If they choose 16 points for the forward plan and 54 bands, the precision of magnitudes on 1.5 bit of average (simple decimation followed by the ADPCM coding on 2 bits), they have the following results:
44 kHz: compression ratio 1/14, bits rate 48.2 Kbps per channel.
If they choose 32 points for the forward plan, the precision of magnitudes on 8 bits, 54 bands for the backward plan and ADPCM on 3 bits without decimation, they have the following results:
44 kHz: compression ratio 1/7, bits rate 95.4 Kbps per channel.
As comparison, with these last values (32 points for the forward plan, the precision of magnitudes on 8 bits, 54 bands for the backward plan and ADPCM on 3 bits without decimation), they have the following results with a 7% partial overlap:
44 kHz: compression ratio 1/10, bits rate 71.1 Kbps per channel.
The partial overlap with less than 50% of overlapping allows to have more higher compression ratios while having fewer computations.
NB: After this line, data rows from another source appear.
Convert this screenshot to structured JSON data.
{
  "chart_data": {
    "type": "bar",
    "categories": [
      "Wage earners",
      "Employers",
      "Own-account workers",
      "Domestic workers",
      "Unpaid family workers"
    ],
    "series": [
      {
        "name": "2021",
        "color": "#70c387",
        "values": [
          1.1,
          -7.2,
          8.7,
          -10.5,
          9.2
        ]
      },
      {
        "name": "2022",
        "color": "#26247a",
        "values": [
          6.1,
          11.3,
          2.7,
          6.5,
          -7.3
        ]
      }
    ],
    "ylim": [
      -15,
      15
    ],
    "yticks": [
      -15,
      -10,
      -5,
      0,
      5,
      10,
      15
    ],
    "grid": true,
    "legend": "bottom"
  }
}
They can so offer the below default values, optimized both in term of compression ratios and computations.
Sampling rate: 44 kHz.
Rate of overlap: 7%.
Phases: 8 bits for the forward plan, 1 bit of sign for the backward plan.
Backward plan: 3 bits ADPCM, 64 bands (no computations of energies, no sorting, no positions of bands to transmit).
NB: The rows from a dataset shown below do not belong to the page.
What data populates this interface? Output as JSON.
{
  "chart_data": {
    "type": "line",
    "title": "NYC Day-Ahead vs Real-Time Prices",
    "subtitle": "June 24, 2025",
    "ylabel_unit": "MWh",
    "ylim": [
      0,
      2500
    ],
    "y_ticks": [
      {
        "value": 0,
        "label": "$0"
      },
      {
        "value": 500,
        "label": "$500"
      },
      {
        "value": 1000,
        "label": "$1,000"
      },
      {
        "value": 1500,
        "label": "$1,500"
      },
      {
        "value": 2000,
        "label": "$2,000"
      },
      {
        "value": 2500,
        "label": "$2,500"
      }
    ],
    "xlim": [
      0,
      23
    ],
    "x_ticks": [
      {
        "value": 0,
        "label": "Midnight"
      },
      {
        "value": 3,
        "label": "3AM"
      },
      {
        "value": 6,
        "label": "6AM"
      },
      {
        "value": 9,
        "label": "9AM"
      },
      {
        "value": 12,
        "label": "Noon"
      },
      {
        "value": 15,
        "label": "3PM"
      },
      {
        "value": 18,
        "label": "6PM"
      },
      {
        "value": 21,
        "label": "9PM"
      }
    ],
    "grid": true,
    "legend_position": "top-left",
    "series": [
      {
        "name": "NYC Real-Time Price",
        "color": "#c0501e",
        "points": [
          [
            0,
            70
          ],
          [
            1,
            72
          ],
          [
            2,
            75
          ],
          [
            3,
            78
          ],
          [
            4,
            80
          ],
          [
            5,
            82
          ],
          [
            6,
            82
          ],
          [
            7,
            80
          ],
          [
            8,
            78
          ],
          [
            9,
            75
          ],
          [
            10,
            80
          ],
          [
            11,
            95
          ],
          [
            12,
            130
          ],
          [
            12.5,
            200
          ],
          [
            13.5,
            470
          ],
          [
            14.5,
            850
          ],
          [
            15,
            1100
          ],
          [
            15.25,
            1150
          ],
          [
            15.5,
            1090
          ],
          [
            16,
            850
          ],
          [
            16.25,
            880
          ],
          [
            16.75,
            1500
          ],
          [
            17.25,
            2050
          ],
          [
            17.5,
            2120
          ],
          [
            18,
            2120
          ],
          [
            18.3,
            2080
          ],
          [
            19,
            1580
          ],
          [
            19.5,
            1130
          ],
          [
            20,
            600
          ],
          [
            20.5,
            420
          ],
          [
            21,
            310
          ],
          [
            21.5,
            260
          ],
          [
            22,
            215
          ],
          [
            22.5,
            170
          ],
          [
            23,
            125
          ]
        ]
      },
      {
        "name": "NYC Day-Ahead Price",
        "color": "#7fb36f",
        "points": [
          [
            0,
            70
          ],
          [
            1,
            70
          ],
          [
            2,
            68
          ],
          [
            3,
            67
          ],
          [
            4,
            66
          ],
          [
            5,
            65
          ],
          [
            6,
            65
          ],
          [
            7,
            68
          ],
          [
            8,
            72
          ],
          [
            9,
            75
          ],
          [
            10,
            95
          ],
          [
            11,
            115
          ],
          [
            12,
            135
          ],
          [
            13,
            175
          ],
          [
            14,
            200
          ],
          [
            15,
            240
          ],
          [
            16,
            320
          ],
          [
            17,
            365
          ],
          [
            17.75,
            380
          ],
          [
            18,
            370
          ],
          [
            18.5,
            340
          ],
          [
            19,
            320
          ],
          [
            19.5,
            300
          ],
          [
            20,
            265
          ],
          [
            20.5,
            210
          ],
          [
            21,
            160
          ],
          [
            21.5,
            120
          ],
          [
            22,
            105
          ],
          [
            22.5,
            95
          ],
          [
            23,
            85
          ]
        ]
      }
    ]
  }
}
Music at 48 Kbps per channel:
Forward plan: 22 points, absolute positions on 9 bits, precision of magnitudes on 6 bits.
Backward plan: simple decimation.
44 kHz: compression ratio 1/14, bits rate 48.5 Kbps per channel.
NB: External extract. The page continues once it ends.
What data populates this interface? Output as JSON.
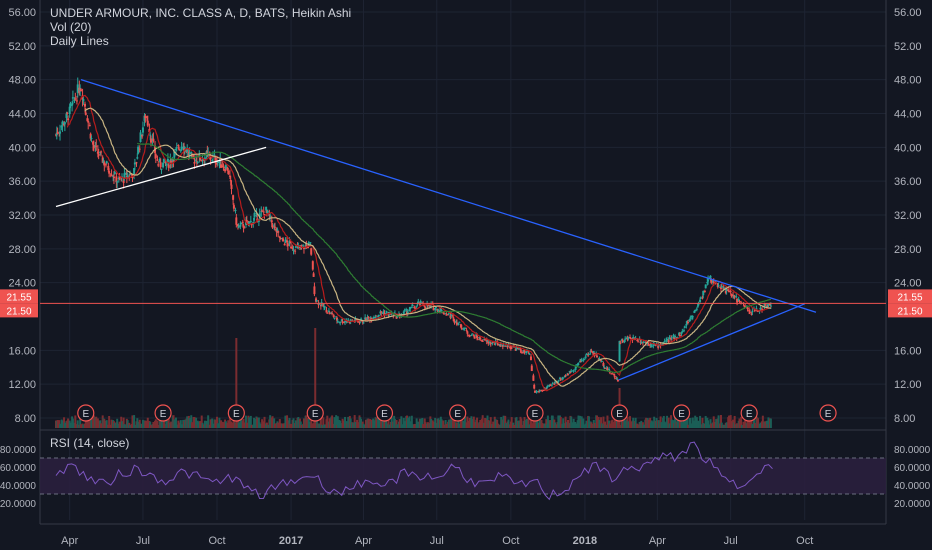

Music at 64 Kbps per channel:
Forward plan: 24 points, absolute positions on 9 bits, precision of magnitudes on 8 bits.
Backward plan: no decimation.
44 kHz: compression ratio 1/11, bits rate 64.5 Kbps per channel.
Music at 96 Kbps per channel:
Forward plan: 58 points, relative positions on 6 bits (there is a big number of points), precision of magnitudes on 8 bits.
Backward plan: no decimation.
44 kHz: compression ratio 1/7, bits rate 95.9 Kbps per channel.
In this practical realization, they set up the following structure for the reading or the data transmission:
General header and forward plan header (1 byte),
Forward plan body (positions, then magnitudes then possible phases),
Backward plan header (0 byte for the voice, 2 bytes for the music),
Bands positions (0 to 8 bytes),
Backward plan body (magnitudes or signed magnitudes).
All important parts of the structure are byte-aligned.
The parameters of the audio and of the codec are read at the beginning of the reading or transmitted at the beginning of the communication.
The points of the forward plan are encoded in the order of decreasing magnitudes with the absolute coding of positions and in the order of increasing positions with the relative coding of positions.
Vectorial compression (not accomplished) can be applied to the backward plan instead of ADPCM compression. Additional compression (not accomplished) without quality loss (lossless compression) can be applied to the forward and the backward plans, to the forward plan only or to the backward plan only.
This codec is intended for all vocal bi-directional communications (voice over IP or mobile phones for instance), for the audio streaming (radios on Internet for instance) as well as for the stocking of audio data (files on hard disk for instance).